Зимнее российское утро. Рассвет еле брезжит, пустой двор, машин под окнами раз-два и обчёлся, красный порше – пятно на фоне серых автомобилей. Чужих нет, ключи от шлагбаума только у счастливчиков, жильцов дома номер восемь. Холод, туман, то ли снег, то ли дождь. Брр, Жизель оторвалась от окна, включила свет, зажгла огоньки, Виви налила чай.

– Как же хорошо!

А если нет? Если голову феном сушить, на работу опаздывать, кофе растворимый в банке закончился, трафик, пробки на дорогах, полтора часа в одну сторону, два в другую?

Тогда это другая история, не из этой сказки.

– А ты на чём? – Цветочек уселась в кресло.

– Да, на табуреточке.

Жизель на работу не опаздывает, сама начальница, феном голову не сушит, дом на водах, второй в Ницце.
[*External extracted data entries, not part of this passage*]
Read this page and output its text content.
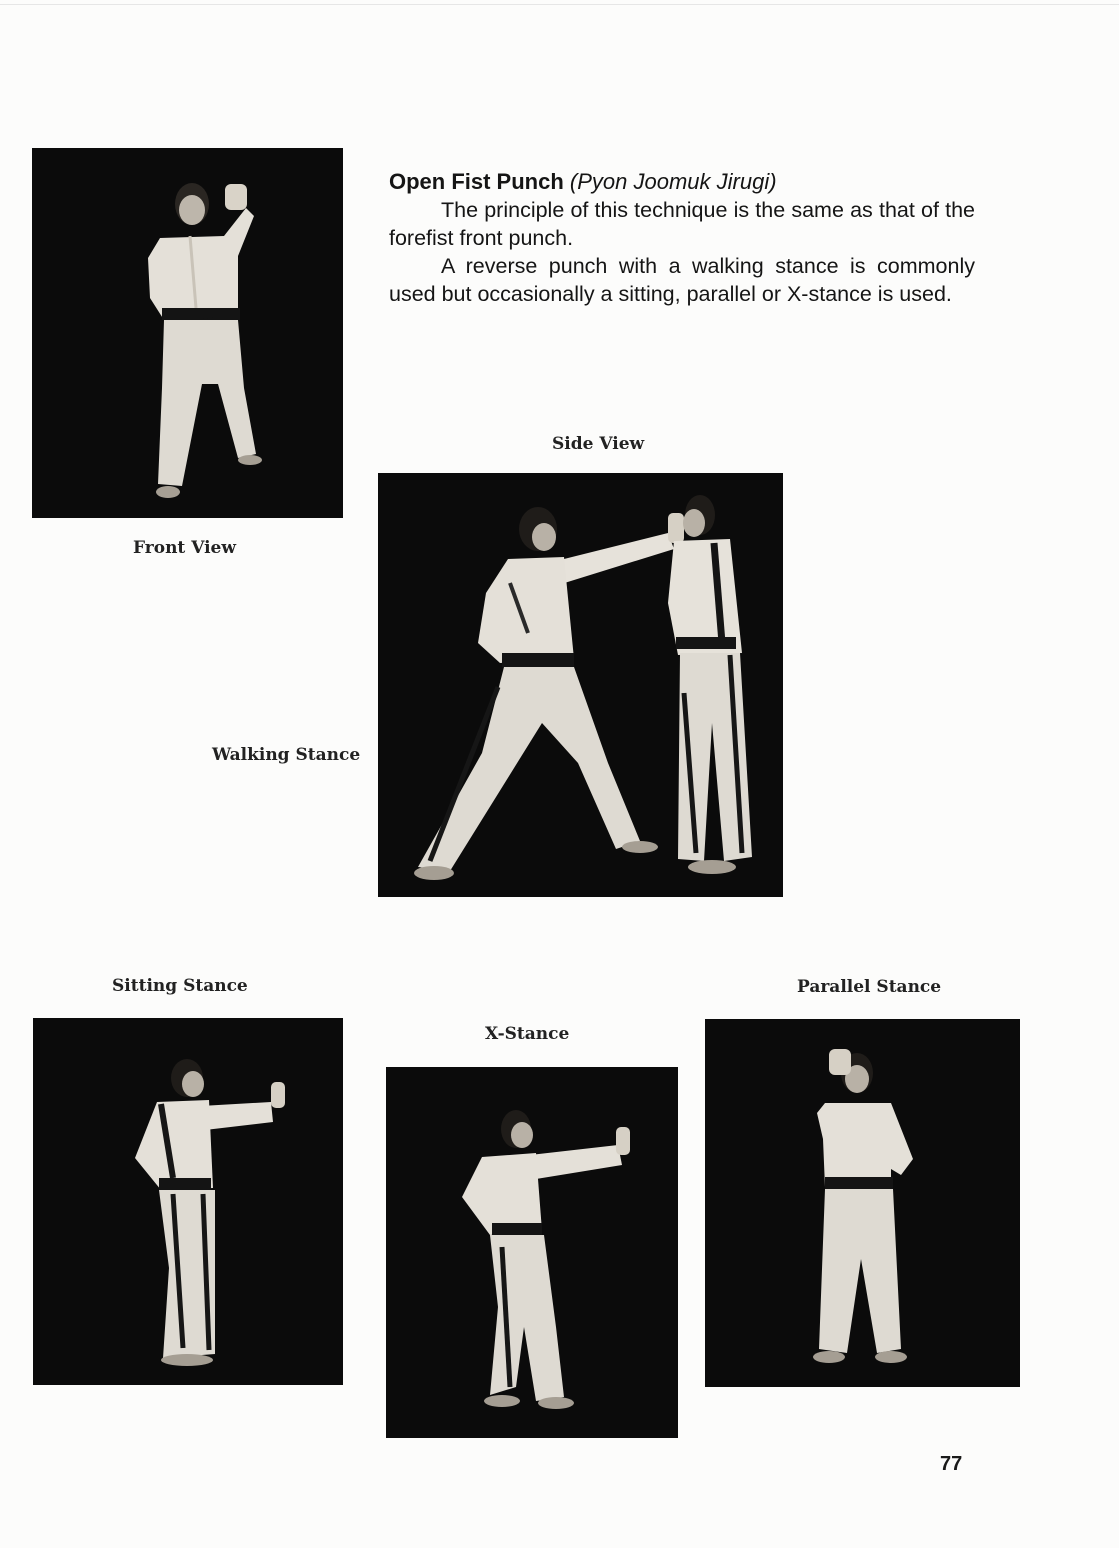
Front View
Open Fist Punch (Pyon Joomuk Jirugi)

The principle of this technique is the same as that of the forefist front punch.

A reverse punch with a walking stance is commonly used but occasionally a sitting, parallel or X-stance is used.

Side View
Walking Stance
Sitting Stance
X-Stance
Parallel Stance
77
Цветочек любит жизнь и Виолетту как проявление жизни. С головой у Виви не всё в порядке, считает Жизель, но лёгкая придурковатость делает человека практически неуязвимым.

– И часто тебе сны снятся? – Цветочек вертела кольцо на пальце, не слушая Виви.

В практичной её голове носились формулы, особенно занимало правило Тавернье. Стоимость бриллианта равна квадрату массы в каратах, помноженной на базовую цену 1 ct. Что это и не спрашивайте!

– …за Василия, приказчика, – доносилось до Жизель между каратами.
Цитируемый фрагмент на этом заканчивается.